You wouldn't turn to the American movie of Topaze, with its script
(mostly) by Ben Hecht, for a sense of Pagnol's play. D'Abbadie D'Arrast went in
for a sort of fluffy lyricism: the rhythms are artificially slowed down, with
retards built into them, sometimes for visuals he clearly enjoyed for their own
sake -- a long shot of a stunning art deco anteroom (Van Nest Polglase designed
the interiors), a rear-projection shot of a street framed by a rain-soaked cab
window, a montage, inspired by Murnau's The Last Laugh, depicting
Topaze's horror when he learns the truth about his new job. It's an odd little
picture, with Myrna Loy -- in her unformed, clotheshorse period -- as the femme
fatale, and Luis Alberni wearing a mole on his right cheek that looks like a
blob of ink.
But it has John Barrymore in almost every scene, and nothing else matters.
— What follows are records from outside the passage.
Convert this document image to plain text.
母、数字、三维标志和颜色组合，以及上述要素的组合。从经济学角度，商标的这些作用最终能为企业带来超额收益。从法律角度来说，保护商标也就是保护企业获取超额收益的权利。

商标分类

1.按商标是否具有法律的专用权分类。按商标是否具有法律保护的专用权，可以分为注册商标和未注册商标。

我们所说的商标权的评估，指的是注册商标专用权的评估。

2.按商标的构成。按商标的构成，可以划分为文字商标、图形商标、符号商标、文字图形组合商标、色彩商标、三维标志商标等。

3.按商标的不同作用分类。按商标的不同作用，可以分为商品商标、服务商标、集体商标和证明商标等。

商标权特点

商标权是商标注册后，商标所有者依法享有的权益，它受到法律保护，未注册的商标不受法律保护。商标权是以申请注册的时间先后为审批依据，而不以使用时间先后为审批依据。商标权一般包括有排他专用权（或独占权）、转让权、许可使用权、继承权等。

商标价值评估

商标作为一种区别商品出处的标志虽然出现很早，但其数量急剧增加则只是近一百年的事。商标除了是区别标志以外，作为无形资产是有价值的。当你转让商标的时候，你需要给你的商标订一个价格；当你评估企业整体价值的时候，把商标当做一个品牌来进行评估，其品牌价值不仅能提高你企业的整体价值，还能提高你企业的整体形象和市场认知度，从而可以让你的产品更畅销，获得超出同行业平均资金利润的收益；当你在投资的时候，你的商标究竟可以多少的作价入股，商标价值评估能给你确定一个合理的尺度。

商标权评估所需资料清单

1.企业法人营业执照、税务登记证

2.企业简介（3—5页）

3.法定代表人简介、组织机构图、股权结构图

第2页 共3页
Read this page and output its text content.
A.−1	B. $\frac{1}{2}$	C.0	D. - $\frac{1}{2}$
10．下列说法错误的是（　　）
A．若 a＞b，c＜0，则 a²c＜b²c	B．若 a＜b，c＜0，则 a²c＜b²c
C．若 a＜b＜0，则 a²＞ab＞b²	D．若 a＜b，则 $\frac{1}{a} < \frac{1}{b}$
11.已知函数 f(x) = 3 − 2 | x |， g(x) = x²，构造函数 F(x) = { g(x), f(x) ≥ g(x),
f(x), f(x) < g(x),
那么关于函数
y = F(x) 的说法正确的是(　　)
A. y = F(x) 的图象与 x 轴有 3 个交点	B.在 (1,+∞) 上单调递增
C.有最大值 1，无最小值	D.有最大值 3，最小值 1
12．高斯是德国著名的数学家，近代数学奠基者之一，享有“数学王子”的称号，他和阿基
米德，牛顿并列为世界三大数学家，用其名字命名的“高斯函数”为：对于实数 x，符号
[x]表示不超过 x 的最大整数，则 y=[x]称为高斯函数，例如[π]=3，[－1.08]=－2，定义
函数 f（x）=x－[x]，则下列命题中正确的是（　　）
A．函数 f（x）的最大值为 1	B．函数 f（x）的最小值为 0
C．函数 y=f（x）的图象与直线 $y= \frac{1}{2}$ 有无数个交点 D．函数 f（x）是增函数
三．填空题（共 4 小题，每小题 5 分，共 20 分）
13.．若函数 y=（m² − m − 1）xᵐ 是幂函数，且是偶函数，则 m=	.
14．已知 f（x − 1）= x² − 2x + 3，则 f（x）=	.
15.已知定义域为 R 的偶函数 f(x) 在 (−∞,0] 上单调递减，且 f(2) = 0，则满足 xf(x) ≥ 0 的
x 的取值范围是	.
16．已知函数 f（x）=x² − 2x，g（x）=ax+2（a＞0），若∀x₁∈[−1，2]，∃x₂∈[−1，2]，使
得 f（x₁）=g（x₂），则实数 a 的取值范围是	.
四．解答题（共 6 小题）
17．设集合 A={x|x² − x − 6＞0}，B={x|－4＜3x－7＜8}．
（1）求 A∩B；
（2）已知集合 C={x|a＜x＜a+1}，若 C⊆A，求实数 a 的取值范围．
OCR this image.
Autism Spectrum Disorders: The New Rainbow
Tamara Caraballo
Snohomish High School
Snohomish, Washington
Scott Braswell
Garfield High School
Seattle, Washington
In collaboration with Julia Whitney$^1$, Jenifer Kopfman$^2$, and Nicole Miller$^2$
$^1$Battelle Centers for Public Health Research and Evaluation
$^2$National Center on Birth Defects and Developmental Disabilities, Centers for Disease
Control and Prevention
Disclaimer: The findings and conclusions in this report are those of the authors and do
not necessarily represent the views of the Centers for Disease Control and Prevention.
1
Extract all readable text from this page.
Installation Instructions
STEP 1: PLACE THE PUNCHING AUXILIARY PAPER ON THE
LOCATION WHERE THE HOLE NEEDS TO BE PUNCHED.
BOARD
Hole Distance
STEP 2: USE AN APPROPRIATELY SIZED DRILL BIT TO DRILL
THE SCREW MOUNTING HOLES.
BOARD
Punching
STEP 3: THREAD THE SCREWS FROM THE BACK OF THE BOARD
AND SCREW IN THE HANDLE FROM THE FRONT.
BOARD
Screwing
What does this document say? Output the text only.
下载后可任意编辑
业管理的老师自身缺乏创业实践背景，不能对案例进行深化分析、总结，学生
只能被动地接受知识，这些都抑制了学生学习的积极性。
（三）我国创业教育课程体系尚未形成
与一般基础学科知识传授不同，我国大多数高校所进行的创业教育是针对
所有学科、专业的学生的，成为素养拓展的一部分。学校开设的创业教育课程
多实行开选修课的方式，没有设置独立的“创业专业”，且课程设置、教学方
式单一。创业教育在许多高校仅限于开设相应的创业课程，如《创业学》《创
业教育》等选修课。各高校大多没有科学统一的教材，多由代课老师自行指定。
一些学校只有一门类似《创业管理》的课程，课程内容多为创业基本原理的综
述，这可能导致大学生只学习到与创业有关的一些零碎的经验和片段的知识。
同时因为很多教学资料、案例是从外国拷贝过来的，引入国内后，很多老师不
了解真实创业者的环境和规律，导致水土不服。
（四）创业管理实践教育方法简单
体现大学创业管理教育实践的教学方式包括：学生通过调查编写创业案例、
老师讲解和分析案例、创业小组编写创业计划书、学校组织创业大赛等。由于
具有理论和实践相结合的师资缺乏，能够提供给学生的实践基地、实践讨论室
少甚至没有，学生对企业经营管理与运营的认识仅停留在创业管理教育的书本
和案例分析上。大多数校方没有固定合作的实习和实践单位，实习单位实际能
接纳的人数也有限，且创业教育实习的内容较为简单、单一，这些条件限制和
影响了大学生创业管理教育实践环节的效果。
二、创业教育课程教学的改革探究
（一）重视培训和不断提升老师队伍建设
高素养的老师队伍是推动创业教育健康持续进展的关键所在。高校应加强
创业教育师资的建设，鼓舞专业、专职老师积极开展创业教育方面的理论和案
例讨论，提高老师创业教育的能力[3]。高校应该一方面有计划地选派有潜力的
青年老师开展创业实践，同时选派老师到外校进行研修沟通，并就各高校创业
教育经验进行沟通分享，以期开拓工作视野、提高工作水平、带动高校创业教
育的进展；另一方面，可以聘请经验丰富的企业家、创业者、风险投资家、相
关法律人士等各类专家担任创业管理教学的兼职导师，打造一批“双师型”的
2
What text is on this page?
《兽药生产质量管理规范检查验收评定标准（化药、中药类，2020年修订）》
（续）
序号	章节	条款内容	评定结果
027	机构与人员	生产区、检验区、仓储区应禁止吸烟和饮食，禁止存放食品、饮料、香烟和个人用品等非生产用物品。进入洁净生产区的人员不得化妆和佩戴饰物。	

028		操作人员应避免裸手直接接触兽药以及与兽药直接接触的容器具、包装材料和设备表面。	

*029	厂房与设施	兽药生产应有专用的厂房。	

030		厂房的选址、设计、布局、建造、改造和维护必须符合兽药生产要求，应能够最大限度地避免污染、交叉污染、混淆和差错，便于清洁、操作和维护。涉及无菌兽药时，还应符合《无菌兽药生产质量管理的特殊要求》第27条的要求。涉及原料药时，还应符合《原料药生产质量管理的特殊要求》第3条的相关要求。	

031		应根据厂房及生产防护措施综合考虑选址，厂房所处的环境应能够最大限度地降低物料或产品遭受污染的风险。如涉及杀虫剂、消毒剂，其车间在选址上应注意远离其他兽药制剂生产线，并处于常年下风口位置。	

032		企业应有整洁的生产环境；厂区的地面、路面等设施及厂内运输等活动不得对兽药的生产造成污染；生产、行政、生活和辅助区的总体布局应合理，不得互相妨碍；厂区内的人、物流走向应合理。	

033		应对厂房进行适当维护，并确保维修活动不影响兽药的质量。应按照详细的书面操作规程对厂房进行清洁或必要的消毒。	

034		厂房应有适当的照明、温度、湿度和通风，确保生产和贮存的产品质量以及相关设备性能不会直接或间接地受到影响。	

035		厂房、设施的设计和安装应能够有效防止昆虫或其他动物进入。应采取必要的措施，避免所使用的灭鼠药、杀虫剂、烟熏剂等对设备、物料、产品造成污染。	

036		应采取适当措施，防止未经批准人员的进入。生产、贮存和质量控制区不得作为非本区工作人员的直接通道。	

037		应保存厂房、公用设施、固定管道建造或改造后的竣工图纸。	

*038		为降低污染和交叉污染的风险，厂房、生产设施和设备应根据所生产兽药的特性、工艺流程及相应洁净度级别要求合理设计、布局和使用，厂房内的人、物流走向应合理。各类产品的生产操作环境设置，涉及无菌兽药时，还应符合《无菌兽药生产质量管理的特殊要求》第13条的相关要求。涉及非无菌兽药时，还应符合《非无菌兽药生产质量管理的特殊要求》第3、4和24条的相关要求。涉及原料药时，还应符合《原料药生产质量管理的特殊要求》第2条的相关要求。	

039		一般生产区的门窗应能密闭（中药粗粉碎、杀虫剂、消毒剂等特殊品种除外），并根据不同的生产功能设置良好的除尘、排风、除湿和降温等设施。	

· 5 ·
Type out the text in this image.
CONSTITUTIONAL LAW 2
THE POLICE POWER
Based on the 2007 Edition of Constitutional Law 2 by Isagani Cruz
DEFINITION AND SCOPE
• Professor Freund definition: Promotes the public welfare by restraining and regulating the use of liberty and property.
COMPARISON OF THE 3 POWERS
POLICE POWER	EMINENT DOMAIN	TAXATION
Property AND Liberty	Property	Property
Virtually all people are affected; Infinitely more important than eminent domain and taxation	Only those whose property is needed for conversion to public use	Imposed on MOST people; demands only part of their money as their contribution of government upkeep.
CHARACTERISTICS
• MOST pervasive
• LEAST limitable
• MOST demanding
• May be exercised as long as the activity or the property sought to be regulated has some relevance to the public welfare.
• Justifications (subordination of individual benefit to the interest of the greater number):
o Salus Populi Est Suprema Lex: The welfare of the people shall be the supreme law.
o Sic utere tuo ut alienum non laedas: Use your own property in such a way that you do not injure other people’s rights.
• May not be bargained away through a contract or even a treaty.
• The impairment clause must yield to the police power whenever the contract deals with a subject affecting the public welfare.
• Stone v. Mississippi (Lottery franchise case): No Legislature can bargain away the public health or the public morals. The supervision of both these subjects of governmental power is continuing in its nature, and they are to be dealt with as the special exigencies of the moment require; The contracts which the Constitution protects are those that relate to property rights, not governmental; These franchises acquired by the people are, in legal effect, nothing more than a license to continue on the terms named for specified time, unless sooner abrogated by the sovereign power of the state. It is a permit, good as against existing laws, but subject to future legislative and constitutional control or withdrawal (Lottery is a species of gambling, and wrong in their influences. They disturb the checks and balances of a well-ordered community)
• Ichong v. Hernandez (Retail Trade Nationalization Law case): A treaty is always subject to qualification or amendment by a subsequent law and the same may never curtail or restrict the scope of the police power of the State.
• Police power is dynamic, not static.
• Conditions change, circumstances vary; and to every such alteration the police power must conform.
There's a slightly removed quality about his Topaze: his voice has a strange,
faraway timbre, as if it were ringing in a sphere of its own, and he seems to
float through the movie in a bubble of calm. It's acting of a decided high
style, but you'll recognize this man -- he's every eccentric, out-of-his-time
teacher you ever encountered, absurd and touching, generating a fondness in you
that perhaps you can't entirely explain. Fired from his job, he returns to his
classroom to hand out a final assignment to his charges, as if he had no idea
what else to do. Barrymore was past his peak by the time he made it into the
movies, but a handful of his screen performances -- in Svengali,
Dinner at Eight, Twentieth Century -- are indispensable.
Topaze offers another such performance, and the movie is so rarely shown
that you can't afford to miss this chance to see it.